Time frame: At baseline and until week 12
Change in psychological state: mental health
General Health Questionnaire-28 (GHQ-28) will be used to assess psychological well-being and capture distress GHQ-28 gives an overall total score and 4 scores for 4 subscales: Somatic symptoms, Anxiety/insomnia, Social dysfunction, Severe depression. Higher scores indicate higher levels of distress
Time frame: At baseline and until week 12
Measurement of changes in subjective sleep quality
Changes in subjective sleep quality will be measured using the Karolinska sleepiness scale (KSS) two times per day (bed time) every week.
Time frame: At baseline and until week 12
Change in vertebral bone marrow fat fraction.
This will be performed by using MR scanning sequences that specifically measure water and fat signals then calculate the respective content.
Time frame: At baseline and until year 1
Changes in myokinins.
Mass spectrometry will be performed on proteins obtained from muscle biopsies, microdialysis and serum.

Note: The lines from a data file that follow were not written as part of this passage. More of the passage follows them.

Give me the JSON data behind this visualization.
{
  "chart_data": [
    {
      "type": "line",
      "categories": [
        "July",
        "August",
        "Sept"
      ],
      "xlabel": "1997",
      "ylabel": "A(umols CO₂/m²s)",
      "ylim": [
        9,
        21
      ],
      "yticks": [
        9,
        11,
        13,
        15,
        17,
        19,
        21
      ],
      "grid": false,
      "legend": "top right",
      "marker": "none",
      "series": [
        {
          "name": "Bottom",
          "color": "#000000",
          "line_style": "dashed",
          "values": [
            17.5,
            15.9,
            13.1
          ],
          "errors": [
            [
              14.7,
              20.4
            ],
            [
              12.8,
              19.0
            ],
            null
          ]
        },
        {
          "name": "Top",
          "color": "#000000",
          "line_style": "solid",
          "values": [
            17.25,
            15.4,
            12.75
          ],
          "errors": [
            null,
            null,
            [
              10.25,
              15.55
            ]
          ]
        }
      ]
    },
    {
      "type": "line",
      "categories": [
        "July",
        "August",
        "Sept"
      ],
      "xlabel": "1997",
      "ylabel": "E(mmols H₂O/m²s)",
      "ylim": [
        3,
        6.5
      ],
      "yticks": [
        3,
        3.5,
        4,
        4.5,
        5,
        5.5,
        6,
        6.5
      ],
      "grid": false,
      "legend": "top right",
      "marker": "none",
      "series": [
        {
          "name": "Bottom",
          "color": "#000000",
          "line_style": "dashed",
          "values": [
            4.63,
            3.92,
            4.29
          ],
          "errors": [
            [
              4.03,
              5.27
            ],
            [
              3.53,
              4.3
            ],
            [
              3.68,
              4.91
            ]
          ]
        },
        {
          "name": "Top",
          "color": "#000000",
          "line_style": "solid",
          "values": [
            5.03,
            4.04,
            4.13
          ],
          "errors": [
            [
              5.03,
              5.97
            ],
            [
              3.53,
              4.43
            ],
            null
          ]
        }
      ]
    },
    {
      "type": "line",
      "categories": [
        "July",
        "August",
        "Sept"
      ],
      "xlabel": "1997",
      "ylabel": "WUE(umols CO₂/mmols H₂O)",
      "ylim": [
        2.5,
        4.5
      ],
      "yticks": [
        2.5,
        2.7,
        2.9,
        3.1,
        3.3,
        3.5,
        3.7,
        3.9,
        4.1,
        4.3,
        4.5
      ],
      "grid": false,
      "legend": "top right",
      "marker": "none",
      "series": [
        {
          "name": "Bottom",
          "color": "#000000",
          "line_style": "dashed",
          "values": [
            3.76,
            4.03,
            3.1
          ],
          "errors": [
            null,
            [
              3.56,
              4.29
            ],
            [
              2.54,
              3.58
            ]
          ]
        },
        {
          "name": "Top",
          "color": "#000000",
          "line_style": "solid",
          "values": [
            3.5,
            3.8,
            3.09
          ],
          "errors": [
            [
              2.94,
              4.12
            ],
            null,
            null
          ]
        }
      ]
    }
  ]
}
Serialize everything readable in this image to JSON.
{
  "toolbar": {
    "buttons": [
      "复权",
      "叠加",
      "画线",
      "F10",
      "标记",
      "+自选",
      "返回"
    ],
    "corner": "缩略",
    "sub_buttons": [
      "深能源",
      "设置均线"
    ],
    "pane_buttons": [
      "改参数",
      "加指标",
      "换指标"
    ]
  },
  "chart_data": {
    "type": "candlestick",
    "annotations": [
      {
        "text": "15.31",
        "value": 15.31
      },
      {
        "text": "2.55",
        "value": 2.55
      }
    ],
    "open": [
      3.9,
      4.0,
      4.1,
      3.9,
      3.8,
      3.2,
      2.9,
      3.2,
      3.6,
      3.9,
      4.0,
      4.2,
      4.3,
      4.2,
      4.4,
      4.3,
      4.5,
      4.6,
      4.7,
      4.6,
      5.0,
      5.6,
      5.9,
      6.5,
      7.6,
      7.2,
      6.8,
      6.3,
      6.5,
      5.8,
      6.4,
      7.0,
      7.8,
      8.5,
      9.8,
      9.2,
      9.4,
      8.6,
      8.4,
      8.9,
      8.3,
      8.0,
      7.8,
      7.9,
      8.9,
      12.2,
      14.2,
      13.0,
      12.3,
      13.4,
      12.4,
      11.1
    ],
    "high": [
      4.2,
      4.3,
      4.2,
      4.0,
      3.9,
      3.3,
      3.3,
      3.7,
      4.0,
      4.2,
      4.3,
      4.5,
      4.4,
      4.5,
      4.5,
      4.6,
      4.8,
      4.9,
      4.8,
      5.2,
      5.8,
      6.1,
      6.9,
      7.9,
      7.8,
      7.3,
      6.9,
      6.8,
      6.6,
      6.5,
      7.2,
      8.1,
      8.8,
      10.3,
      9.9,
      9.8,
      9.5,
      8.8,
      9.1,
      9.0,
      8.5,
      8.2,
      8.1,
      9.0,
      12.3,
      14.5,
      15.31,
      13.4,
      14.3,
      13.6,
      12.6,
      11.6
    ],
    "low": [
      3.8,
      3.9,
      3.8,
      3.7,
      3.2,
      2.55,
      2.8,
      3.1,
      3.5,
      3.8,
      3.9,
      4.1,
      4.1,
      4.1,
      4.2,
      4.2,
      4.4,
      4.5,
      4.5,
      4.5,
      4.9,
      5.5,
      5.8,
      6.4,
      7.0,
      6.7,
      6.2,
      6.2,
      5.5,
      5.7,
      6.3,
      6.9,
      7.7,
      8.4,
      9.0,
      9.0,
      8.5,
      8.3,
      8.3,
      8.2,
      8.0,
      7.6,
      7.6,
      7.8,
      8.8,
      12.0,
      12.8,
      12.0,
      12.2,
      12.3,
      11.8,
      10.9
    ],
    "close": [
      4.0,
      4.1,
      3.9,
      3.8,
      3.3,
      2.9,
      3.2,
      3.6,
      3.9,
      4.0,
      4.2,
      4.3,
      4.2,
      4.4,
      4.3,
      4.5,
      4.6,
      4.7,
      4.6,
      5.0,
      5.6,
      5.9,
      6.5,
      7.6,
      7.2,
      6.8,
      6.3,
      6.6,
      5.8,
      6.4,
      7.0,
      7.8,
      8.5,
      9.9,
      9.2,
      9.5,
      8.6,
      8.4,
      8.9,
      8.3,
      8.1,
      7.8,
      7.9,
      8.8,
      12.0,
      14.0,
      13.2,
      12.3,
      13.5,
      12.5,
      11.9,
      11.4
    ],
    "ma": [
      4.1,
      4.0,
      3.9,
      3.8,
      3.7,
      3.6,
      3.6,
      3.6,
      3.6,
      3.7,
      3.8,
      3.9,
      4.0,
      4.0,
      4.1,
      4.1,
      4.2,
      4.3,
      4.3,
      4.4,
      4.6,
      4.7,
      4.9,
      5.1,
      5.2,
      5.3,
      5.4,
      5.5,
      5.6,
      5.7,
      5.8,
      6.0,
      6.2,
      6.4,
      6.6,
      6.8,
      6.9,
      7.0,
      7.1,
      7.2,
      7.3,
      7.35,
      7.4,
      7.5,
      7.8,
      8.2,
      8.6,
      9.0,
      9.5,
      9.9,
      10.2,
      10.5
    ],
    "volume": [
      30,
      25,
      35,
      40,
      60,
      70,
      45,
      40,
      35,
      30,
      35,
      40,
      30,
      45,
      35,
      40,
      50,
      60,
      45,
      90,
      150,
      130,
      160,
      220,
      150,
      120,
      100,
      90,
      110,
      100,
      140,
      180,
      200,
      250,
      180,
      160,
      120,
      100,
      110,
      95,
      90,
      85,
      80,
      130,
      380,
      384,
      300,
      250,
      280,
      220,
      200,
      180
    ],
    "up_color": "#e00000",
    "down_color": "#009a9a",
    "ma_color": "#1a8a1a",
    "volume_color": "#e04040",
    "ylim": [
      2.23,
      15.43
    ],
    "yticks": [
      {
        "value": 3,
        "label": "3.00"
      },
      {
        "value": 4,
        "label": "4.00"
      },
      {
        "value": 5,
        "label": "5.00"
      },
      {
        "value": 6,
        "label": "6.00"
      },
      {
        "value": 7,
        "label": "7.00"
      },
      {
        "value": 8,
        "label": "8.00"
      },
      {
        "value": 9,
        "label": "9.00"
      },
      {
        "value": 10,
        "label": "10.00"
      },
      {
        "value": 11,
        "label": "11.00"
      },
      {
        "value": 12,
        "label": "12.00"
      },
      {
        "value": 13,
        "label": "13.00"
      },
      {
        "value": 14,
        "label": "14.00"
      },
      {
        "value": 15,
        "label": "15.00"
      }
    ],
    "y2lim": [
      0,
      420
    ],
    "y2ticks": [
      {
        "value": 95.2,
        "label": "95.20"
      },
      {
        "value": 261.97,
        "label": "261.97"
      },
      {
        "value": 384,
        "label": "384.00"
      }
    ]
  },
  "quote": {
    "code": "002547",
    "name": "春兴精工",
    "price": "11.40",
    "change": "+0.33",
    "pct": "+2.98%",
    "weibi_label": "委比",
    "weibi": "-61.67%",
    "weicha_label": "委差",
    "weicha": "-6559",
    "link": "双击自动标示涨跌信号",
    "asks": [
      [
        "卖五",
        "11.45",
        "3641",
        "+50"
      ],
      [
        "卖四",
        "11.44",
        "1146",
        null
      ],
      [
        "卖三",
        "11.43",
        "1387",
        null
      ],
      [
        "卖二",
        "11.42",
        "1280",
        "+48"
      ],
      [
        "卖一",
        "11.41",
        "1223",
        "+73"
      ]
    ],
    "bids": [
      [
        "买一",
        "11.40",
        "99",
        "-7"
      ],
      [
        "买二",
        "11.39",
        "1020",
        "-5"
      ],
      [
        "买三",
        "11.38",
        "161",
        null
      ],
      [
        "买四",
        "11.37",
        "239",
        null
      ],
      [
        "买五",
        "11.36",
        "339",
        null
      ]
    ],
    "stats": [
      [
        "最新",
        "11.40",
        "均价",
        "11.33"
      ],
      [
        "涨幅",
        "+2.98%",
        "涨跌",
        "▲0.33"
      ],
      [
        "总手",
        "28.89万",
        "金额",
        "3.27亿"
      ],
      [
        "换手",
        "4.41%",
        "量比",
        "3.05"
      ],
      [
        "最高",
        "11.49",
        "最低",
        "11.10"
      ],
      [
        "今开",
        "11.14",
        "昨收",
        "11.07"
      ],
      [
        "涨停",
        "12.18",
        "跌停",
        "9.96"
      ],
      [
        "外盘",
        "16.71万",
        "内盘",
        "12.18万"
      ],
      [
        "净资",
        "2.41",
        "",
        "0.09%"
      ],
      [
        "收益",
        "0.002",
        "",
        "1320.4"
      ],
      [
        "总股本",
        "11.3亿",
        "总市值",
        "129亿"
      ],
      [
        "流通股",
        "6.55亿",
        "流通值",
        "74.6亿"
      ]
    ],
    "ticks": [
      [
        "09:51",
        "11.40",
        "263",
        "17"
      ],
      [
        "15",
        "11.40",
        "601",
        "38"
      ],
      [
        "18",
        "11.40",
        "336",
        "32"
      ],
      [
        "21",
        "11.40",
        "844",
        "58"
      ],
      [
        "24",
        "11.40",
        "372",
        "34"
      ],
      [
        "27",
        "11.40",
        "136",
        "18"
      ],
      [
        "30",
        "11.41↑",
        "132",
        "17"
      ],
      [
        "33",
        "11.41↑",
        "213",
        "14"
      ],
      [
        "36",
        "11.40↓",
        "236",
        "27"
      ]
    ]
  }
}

The generated peptides will be analysed using high resolution mass shot-gun mass spectrometry.
Time frame: At baseline and until week 12
Changes in brain structure
Both structural and functional brain changes associated with head-down bedrest will be examined by 3 Tesla MRI. Imaging sequence parameters will be selected to maximize sensitivity to effects of interest.
Time frame: At baseline and until week 12
Change in pulse wave velocity in carotid and femoral arteries
Change in pulse wave velocity in carotid and femoral arteries will be assessed by non-invasive ultrasound measurements.